While Michael's optimism seemed to blind him to the chaos looming, foreign newspapers recognised that the euro was now in mortal danger. The Guardian ran a feature breaking the unpalatable news that the currency was in the departure lounge. The Wall Street Journal took an independent look at the turbulence and gloomily forecast that more than one nation might be forced to leave the euro. The obvious first two in the firing line are Greece and Ireland. Maybe no one in Merrion Street reads the WSJ?
The WSJ did not mince its words.
European banks, it said, are again wary of lending to each other, threatening another credit crunch. Untapped credit lines to Spanish and Italian companies were being withdrawn. Banks with operations in countries likely to default and devalue were taking precautions. Deposits were flowing into the safer European banks, despite their low interest rates. Ireland lived on in a bubble, fed by a diet of detached optimism.
The fantasy that Ireland was winning its lonely battle was fuelled on Thursday, when AJ Chopra and Ireland's other bailout lenders dropped by to pat Michael on the back for being a good and obedient servant of the first troika's tyranny.
Michael and fellow minister Brendan Howlin held a press conference, boasting that we were meeting all our fiscal targets. Brendan Howlin added: "We are delivering on the commitment we made to our external funders."

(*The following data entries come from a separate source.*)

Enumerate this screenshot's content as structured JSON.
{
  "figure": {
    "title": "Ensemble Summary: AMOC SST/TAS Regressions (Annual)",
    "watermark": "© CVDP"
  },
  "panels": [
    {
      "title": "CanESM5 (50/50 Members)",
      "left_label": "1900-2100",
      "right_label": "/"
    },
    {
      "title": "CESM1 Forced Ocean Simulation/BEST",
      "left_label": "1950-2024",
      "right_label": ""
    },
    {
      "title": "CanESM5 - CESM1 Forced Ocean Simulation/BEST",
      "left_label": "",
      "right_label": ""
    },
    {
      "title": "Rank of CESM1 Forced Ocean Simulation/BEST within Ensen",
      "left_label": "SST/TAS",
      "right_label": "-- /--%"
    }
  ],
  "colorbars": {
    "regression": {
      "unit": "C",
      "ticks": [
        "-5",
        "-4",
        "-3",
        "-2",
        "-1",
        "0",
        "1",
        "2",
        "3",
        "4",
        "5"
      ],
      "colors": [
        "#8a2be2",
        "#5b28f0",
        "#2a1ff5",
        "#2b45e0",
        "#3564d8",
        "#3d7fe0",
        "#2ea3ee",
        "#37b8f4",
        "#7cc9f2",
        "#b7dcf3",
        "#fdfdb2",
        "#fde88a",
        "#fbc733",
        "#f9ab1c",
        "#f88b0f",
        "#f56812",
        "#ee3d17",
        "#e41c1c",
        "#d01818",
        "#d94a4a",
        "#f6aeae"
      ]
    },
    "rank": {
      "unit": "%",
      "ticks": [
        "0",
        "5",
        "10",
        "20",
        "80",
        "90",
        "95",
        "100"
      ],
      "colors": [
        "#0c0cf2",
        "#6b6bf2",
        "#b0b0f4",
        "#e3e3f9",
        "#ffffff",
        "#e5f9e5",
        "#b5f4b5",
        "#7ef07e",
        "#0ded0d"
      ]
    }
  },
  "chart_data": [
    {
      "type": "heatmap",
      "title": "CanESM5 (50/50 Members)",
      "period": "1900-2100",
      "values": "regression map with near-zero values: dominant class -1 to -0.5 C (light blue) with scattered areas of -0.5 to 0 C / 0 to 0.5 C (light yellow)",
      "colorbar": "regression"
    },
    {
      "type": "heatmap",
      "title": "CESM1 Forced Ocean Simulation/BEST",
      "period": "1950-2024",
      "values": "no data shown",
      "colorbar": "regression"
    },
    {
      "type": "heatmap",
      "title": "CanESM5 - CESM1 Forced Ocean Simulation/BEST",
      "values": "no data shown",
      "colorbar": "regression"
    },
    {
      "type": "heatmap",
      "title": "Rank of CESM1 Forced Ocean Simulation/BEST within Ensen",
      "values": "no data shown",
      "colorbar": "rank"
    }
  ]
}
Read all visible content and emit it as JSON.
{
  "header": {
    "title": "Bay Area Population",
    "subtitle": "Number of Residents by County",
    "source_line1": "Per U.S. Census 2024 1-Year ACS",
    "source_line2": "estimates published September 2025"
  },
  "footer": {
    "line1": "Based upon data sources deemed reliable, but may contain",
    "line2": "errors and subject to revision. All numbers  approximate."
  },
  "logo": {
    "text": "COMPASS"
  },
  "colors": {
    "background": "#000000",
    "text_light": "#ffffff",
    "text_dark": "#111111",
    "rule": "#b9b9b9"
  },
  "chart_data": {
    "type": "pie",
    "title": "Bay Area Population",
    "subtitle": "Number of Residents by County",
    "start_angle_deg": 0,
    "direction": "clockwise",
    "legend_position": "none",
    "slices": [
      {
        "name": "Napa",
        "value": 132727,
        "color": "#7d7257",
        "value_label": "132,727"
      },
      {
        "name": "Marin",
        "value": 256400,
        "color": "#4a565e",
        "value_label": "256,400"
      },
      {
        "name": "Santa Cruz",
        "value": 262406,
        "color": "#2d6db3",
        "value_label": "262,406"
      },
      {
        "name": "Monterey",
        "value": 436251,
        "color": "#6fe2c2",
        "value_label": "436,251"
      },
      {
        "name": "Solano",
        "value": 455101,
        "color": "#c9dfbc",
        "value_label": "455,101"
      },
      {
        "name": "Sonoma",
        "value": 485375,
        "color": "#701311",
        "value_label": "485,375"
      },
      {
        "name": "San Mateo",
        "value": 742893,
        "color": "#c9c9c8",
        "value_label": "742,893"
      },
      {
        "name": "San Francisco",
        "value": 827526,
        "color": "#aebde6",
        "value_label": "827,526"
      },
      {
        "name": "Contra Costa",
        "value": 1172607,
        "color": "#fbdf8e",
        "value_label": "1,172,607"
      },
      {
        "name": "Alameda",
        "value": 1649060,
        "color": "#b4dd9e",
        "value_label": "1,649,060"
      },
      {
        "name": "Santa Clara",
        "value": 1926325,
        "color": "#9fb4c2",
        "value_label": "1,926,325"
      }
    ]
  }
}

Brendan's claim was shorthand for admitting that the Irish taxpayer was paying off reckless European bankers. Ireland is "compliant" while the rest of Europe is playing brinkmanship.
IMF chief Chopra gave a parallel media briefing. He let the cat out of the bag. After giving plaudits to Michael and Brendan, he admitted his frustration that Europe was not addressing the crisis. This was a European problem. The sub-text was that Irish optimism was immaterial. The real action and the crisis was offshore. He delivered the same forlorn message from his new chief (and Michael's old flame), Christine Lagarde, now directing IMF operations from across the pond.
At the other side of the same pond, the US was threatening to default on some of its debts, somehow dwarfing our dreams of recovery.
Despite all the spinning, behind the scenes in Dublin Plan B must surely be ready. Even as the IMF was giving us a clean bill of health, dark rumours were circulating in financial circles that the Central Bank was secretly printing its own Irish pound notes.
They might be prudent to do so. Plan B is undoubtedly already hatched down in the vaults of Merrion Street. First Greece, then Ireland, next Spain and finally Italy spells Armageddon, even to the optimists.
Next stop, France. The French sovereign debt may not be as scary as others but France is hopelessly exposed to Greek and Italian banks. If they sink or are forced to burden share , the mighty France could be the next domino to tumble.
Back home, Noonan seems speared to a tree in Merrion Street, oozing optimism as the Continent collapses. This weekend the euro is in mortal danger. But Ireland is supposedly doing just fine.